İsrail’de sahne oyuncusu bayan Lilian üç metre boyundaki dev pitonu ile harika gösteriler yapıyordu.

Halkın gösterdiği ilgiden ve kazancından memnundu.

Pitona evinde gözü gibi bakan bu bayan, günün birinde yılana yem diye canlı bir fare verdi.
Gelgelelim fare öyle azılı çıktı ki pitonu ısırarak felç etti.
Bunu gören bayan Lilian derhal pitonu veterinere götürdü,yaşamını kurtardı belki ama yılan özellikle belkemiğinden çok kötü bir biçimde ısırıldığı için eskisi gibi hareket edemedi ve artık gösterilere katılamadı…

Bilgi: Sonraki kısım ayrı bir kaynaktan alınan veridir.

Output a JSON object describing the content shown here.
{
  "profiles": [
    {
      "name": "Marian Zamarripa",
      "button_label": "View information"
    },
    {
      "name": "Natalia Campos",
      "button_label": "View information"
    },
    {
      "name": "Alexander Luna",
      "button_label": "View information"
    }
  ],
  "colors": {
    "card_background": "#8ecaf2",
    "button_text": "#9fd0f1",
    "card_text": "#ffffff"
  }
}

Büyükler ne demiş...“Gözünüze çok küçük gibi görünen bir şey, büyük olaylara imza atabilir” hatta ömür boyu iz bırakabilir.

Çok hoşuma gitti.Bütün Dünya dergisinde okuduğum bir hikaye idi.

YAŞ 34 AMA BEN BUNLARI HİÇ DUYMADIM…

Bugüne kadar duymadığım üç deyim var karşımda...

  1. Pösteki saymak : Hiç ilerlemeyen gereksiz ve tatsız bir işle uğraşmak.
  2. Yılanı sen tut gözüne ben bakayım: Tehlikeli bir işe sen giriş,ondan yarar sağlayan kişi ben olayım anlamında…
  3. Ahfeşin keçisi gibi baş sallamak: Söyleneni anlamadan başıyla sürekli onaylamak.

HADİ ANLAT BAKALIM…

Aslında sorgulanması gereken bir konudur.Karşı taraftan ne istediğimizi tam anlatabiliyormuyuz?
Dolambaçlı ve dolaylı yollara başvurmadan , isteklerimizi karşımızdaki insana doğru bir biçimde aktarabilsek yaşam daha da kolaylaşmaz mı? Bak şimdi şu cümleleri yazarken bende aynı hatayı yaptım.Ne demek istediğimi tam
anlatamadım… :)
olsun yinede bu yazıyı sana ithaf ettim kaptan.